Les forains s’éloignèrent.

— Qu’est-ce que tu as, Saint-Quentin ? murmura Dorothée.

Il paraissait plus pâle encore que d’habitude.

— Qu’est-ce que tu as donc ? répéta-t-elle. Tes lèvres tremblent, et tu es vert.

Il bégaya :

— Les gendarmes…

Par le même sentier creux, deux cavaliers arrivaient au carrefour. Impassibles, ils défilèrent devant la petite troupe.

— Tu vois, fit Dorothée, en souriant, ils ne s’occupent guère de nous.

— Non, mais ils vont au château.

— Parbleu ! il y a une fête. La présence de deux gendarmes est indispensable.

— À moins, gémit-il, qu’on n’ait découvert la disparition des boucles d’oreilles et qu’on n’ait téléphoné à la gendarmerie.

— Improbable ! La dame ne s’en apercevra que ce soir, au moment de s’habiller.

— Tout de même, n’y allons pas, supplia le pauvre garçon… C’est se jeter dans le piège… Et puis, il y a aussi cet homme… celui qui était dans un trou…

— Il creusait sa tombe, dit-elle en riant.

— S’il est là ? S’il me reconnaît ?

— Tu étais déguisé. Tout ce qu’on pourrait faire, c’est d’arrêter l’épouvantail à la redingote et au haut-de-forme !

— Et si je suis dénoncé déjà ? Si l’on fouille ? Si l’on trouve les boucles d’oreilles ?

— Jette-les dans un fourré du parc, dès notre arrivée. Je dirai la bonne aventure aux gens du château et, grâce à moi, la dame retrouvera ses boucles d’oreilles. Notre fortune est faite.

— Mais si, par hasard…

— Zut ! Ça m’amuse d’aller là-bas et de voir ce qui se passe dans ce château qui s’appelle Roborey. Donc j’y vais.

— Oui, mais moi j’ai peur… peur aussi pour toi…

— Alors, reste.

Il haussa les épaules.

Adieu-va ! s’écria-t-il, en claquant son fouet.



II.

Le cirque Dorothée


Le château, situé non loin de Domfront, dans la partie la plus âpre du pittoresque département de l’Orne, n’a pris le nom de Roborey qu’au cours du dix-huitième siècle. Jadis il s’appelait château de Chagny comme le village qui s’était groupé tout contre lui. La grand’place du village n’est en effet qu’un prolongement de la cour seigneuriale. Les grilles étant ouvertes, les deux espaces forment une esplanade construite sur les anciens fossés, où l’on descend à droite et à gauche, par des pentes escarpées.
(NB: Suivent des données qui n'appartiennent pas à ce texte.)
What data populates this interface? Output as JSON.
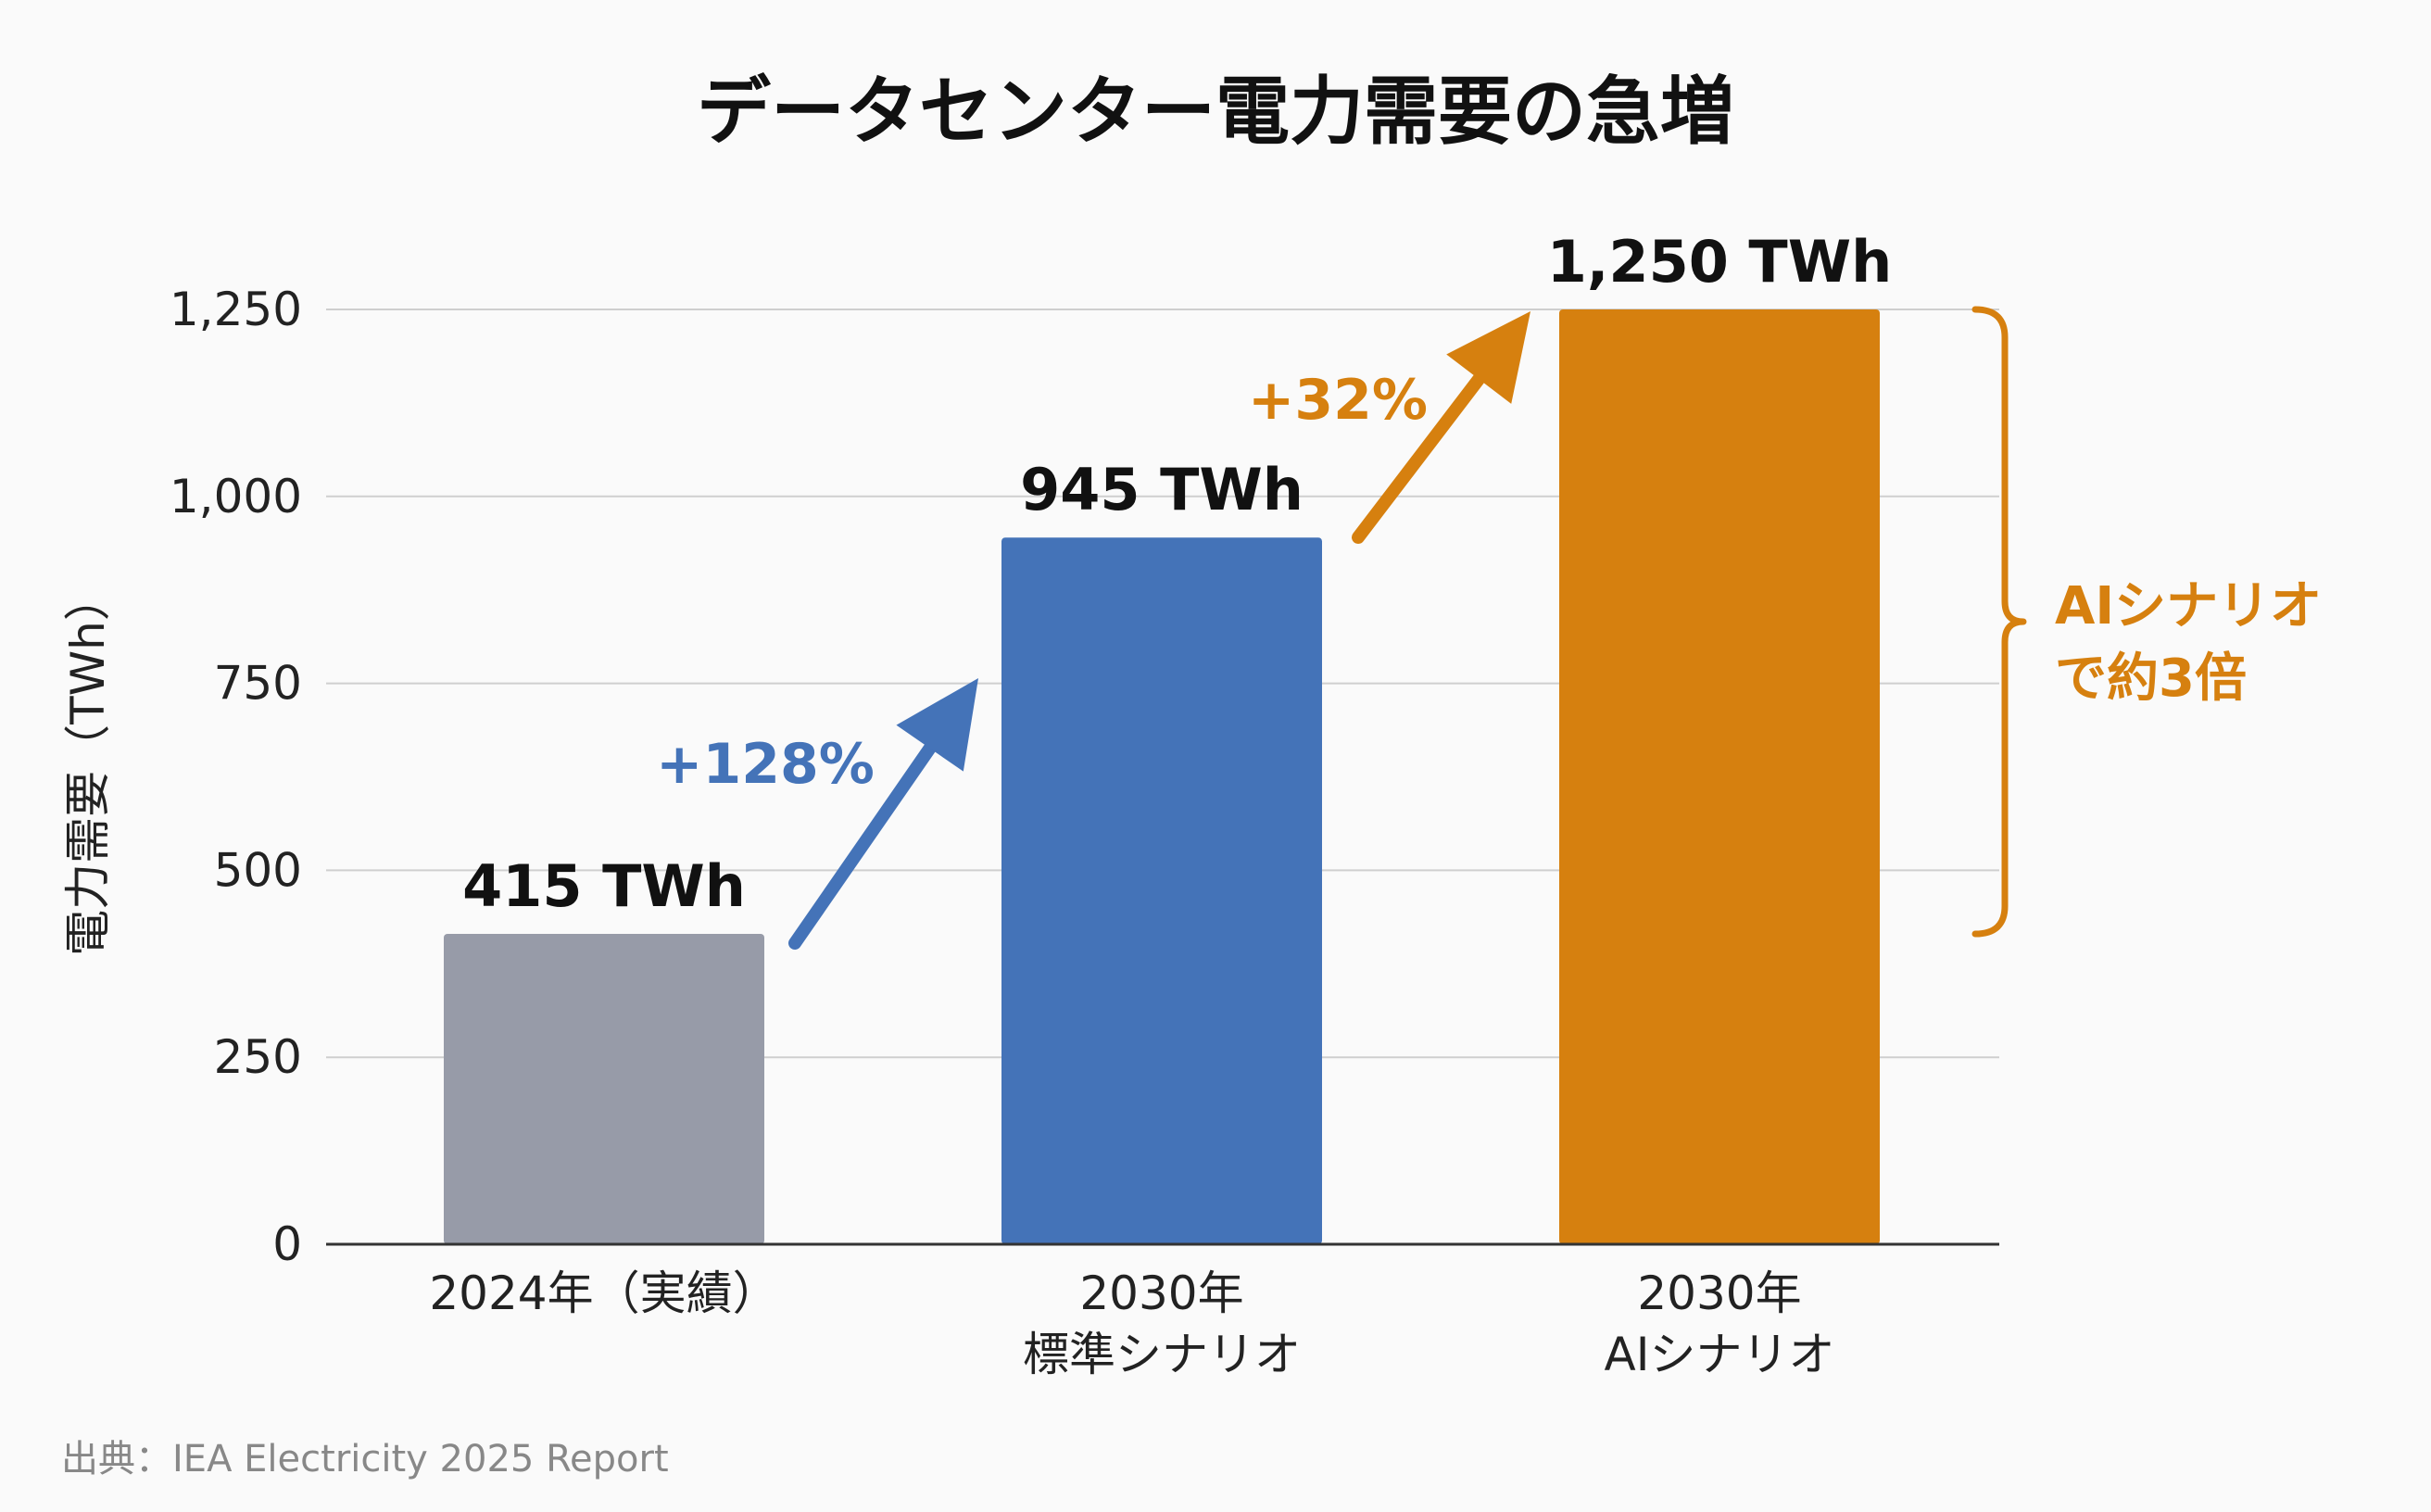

La cour intérieure, circulaire, et bordée de deux parapets qui courent jusqu’aux bâtiments, est ornée d’une belle fontaine ancienne à dauphins et à sirènes, et d’un cadran solaire dressé sur une rocaille de fort mauvais goût.

Le cirque Dorothée traversa le village, musique en tête, c’est-à-dire que Castor et Pollux s’époumonaient à tirer de deux trompettes tout ce qu’elles pouvaient rendre de fausses notes. Saint-Quentin avait revêtu un pourpoint de satin noir et portait sur l’épaule le trident qui tient en respect les bêtes fauves, et une pancarte qui annonçait la représentation pour trois heures.

Dorothée, debout sur le plafond de la roulotte, conduisait Pie-Borgne à quatre guides, avec autant de majesté que si elle eût dirigé un carrosse royal.

L’esplanade était déjà encombrée par une dizaine de voitures, près desquelles les forains montaient vivement leurs baraques de toile ou leurs installations de jeux, balançoires, chevaux de bois, etc.

Le cirque, lui, ne fit aucun préparatif. La directrice s’en alla jusqu’à la mairie pour le visa de la carte d’identité professionnelle, tandis que Saint-Quentin dételait Pie-Borgne, et que les deux musiciens, changeant de profession, s’occupaient de la cuisine.

Le capitaine dormait toujours.

Vers midi, la foule commença d’affluer, venue de tous les villages voisins. Saint-Quentin, Castor et Pollux faisaient la sieste près de la roulotte. Dorothée, après le repas, s’en était allée de nouveau, descendait dans le ravin, examinait l’excavation de la dalle, remontait, se mêlait aux groupes de paysans, et se faufilait dans les jardins, aux abords du château, et partout où il était permis de se promener.